As you can see from the table, many foods containing iron are of plant origin. Vegetal iron is non-heme iron and is barely assimilated by the human organism. As previously illustrated, phytates and tannins interfere with the digestion of food, with metabolic functioning at the gastrointestinal, cerebral or hormonal level. Phytates and tannis also interfer with iron absorption.
Phytates are compounds that capture mineral salts, making them unavailable for absorption, through a chemical mechanism called chelation. Phytates are found in legumes, cereals and cocoa powder. To try to reduce the amount of phytates in food, you should follow some rules. As regards dry legumes, the long soaking of the seeds before cooking, ensures the removal of most of the phytates. It is therefore better to soak the legumes overnight, preferably changing the water at least once or twice. Cooking and skimming off any “foam” that is formed during cooking is another useful method to remove the phytates. For this reason, it is always a good idea to cook legumes for a long time and the same rule can apply to whole grains.
Tannins, polyphenol substances synthesized by plants and contained mainly in the bark are found in tea, coffee, grapes, unripe persimmons and wine.
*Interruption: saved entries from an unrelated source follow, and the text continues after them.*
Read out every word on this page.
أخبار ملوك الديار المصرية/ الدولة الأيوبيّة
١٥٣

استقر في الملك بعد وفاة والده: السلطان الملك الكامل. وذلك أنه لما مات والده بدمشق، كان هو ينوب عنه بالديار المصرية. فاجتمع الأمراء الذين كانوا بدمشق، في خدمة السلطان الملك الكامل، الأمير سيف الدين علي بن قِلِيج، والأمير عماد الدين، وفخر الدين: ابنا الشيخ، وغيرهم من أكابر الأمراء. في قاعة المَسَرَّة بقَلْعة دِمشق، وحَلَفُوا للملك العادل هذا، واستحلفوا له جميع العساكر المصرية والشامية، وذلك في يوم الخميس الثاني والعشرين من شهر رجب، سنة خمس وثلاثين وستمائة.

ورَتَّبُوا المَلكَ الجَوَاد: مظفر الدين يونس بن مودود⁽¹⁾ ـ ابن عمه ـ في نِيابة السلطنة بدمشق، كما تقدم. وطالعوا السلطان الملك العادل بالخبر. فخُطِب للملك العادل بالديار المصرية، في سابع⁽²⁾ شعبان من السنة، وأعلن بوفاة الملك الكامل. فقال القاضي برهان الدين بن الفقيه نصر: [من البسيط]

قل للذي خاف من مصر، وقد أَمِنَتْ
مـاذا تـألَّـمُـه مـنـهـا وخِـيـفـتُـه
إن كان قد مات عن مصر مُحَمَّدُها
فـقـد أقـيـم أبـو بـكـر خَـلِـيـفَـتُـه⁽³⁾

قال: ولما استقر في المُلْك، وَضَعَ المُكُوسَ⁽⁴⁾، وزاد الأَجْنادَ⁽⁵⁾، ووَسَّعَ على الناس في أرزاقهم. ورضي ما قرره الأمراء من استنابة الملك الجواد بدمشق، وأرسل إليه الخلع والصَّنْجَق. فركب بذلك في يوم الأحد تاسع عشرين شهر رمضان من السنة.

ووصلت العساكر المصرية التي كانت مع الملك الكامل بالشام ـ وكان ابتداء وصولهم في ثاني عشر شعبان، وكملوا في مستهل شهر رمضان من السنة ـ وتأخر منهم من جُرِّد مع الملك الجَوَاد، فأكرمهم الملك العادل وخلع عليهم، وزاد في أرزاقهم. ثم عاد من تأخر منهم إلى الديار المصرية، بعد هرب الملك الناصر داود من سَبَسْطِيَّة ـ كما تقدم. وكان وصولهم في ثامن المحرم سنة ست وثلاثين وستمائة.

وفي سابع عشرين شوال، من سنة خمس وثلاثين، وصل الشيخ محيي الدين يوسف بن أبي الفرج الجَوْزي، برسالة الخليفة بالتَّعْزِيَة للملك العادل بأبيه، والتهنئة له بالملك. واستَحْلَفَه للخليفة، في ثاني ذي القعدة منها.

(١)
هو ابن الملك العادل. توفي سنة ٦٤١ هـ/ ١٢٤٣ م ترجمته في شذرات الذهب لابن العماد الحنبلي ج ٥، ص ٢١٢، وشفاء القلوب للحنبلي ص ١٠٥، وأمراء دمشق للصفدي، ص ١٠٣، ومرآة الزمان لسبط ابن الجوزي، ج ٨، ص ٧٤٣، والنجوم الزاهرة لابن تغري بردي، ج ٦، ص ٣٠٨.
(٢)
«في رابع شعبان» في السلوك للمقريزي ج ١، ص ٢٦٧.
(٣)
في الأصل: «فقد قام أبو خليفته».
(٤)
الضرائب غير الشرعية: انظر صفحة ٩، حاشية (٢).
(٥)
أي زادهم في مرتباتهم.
Hence, it is not recommended to drink tea, coffee and wine during a meal of food rich in iron, to prevent these antinutrients from capturing iron and making it insoluble.
Thankfully, there are some substances that can increase iron absorption at the intestinal level. The introduction in the same meal of small amounts of fermented sauces (e.g. homemade sauerkraut or miso), citric acid (lemon), ascorbic acid (vitamin C from vegetables) or even organic acids contained for example in tamari (soy sauce), increases even the absorption of non-heme iron up to 20%.
Herbs and spices are very rich in iron; when dried they contain 30 to 120mg/100g whilst when fresh they contain an average of 10-20 mg/100g. Although eaten in minimal amounts, their constant use can be a valid source of iron. They can be used to season dishes, with the aim of limiting the use of kitchen salt. Another source of iron is brewer’s yeast (4.9mg/100gr) which can be used to season salads or cooked vegetables as an alternative to salt.